Dibattito che però sarà comunque presente.

Uno scenario in cui sia presente molta competizione e pochi investimenti, o viceversa molti investimenti poca competizione, è spia di un malfunzionamento. Occorre, quindi, trovare un equilibrio dinamico tra i due: dove ci sono tecnologie più mature è chiaro che ci si aspetta regole più stringenti per garantire il level playing field; dove ci si muove nell’alta tecnologia, in un terreno inesplorato anche per quanto riguarda l’utente, sono necessari maggiori incentivi all’innovazione e agli investimenti.

La Commissione ha appena lanciato una consultazione sul bisogno di connettività oltre il 2020. State già valutando l’introduzione di nuovi e ambiziosi target per la banda larga oltre quelli dell’Agenda Digitale per l’Europa?

In tema di connettività bisogna avere ambizione e guardare lontano. L’Europa ha già raggiunto una diffusione pressoché completa dell’Internet di base e sta rapidamente raggiungendo quella dell’NGA di base. Ora proviamo a spostare il dibattito sul futuro e cominciamo a domandarci se non sia necessario introdurre, ad esempio, degli obiettivi sulle reti mobili, oggi non presenti nella Agenda Digitale, o se non occorra spingersi oltre i 100 megabit per secondo.

Il boom di di IoT, Big Data e internet industriale contribuirà certamente in futuro ad accrescere il bisogno di connettività. Cosa si sta facendo affinché l’Europa cavalchi questi settori emergenti?

Stiamo investendo molto nei programmi di ricerca come Horizon 2020, e abbiamo avviato importanti partnership industriali. Lo stesso si può dire per altri importanti settori: robotica, 5G, microelettronica. Questi sono gli elementi della nostra competitività del futuro. Ed è proprio qui che occorre più Europa. Sull’IoT, ad esempio, l’Europa non si deve fare trovare impreparata e né pensare a soluzioni pasticciate come utilizzare numerazioni nazionali in maniera confusa.

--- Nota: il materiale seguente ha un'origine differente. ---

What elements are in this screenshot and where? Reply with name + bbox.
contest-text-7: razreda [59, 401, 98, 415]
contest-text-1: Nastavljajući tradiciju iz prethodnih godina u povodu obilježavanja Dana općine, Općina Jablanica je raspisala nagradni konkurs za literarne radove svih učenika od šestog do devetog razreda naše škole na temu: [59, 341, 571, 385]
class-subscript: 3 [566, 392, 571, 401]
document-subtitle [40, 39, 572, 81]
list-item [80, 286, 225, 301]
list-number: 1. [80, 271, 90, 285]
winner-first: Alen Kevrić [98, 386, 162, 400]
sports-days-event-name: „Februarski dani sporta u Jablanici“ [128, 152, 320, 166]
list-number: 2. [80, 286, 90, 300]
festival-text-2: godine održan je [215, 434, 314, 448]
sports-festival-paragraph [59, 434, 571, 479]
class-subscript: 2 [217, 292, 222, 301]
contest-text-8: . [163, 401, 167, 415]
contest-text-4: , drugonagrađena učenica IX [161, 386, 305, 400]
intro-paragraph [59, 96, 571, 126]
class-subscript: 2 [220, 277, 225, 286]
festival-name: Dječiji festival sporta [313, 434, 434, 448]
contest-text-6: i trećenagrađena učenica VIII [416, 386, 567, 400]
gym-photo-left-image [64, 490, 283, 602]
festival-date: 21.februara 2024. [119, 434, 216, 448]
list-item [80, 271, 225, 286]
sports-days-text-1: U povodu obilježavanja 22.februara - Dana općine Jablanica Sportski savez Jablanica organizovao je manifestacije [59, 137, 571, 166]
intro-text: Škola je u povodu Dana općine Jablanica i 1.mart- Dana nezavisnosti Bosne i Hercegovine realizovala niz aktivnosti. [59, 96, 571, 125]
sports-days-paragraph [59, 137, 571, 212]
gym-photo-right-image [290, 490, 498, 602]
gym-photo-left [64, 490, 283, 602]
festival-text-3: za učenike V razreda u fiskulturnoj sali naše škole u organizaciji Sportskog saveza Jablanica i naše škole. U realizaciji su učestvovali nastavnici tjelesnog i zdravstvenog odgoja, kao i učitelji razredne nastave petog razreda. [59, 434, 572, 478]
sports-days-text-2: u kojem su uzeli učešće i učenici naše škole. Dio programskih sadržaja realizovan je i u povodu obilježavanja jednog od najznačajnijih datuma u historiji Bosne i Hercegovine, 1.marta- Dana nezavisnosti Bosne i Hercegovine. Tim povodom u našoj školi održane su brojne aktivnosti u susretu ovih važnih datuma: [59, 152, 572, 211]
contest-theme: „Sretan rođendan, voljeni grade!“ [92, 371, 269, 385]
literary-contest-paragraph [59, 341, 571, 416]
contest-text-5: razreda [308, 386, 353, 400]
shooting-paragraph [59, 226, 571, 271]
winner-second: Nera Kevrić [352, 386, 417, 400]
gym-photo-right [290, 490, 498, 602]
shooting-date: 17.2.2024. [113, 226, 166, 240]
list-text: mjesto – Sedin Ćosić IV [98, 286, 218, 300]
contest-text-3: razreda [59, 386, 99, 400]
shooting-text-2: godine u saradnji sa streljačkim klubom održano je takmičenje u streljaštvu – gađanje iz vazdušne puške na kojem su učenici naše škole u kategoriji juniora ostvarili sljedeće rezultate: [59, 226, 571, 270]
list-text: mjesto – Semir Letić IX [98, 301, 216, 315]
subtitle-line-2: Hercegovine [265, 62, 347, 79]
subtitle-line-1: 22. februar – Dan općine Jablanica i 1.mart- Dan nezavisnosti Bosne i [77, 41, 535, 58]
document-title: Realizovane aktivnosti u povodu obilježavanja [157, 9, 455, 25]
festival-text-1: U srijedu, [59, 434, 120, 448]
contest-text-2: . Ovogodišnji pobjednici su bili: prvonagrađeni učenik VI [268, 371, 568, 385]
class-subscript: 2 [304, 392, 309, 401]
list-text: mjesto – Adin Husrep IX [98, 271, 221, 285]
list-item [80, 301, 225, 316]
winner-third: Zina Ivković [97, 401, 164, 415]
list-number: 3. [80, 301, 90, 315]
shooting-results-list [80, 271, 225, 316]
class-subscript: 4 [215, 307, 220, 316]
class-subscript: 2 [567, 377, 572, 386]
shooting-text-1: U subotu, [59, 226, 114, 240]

Un’ultima battuta sulle accuse di “protezionismo digitale” rivolte all’Europa, riguardo l’ipotesi di regolamentare le piattaforme o ancora il caso Google.

Se c’è una regione del mondo aperta alla competizione e ai servizi questa è proprio l’Europa. Possediamo la regolamentazione in materia di tlc più aperta del mondo. Per quanto riguarda la proprietà delle imprese di telecomunicazione e in generale delle imprese dell’ecosistema internet non ci sono particolari restrizioni. Non ultimo: i programmi di ricerca europei sono aperti a tutti. Se qualcuno pensa che l’Europa sia diventata una fortezza mi pare che non abbia gli elementi fattuali per provarlo. Se si guarda alle quote di mercato degli operatori di internet americani in Europa ci si rende conto che qui non c’è nessun ostacolo. E se si vuole insinuare un nesso con i casi di abuso di posizione dominante in corso, ricordo che l’applicazione delle regole della concorrenza da parte della Commissione è da sempre una funzione altamente indipendente che non può certo essere tacciata di condizionamenti politici.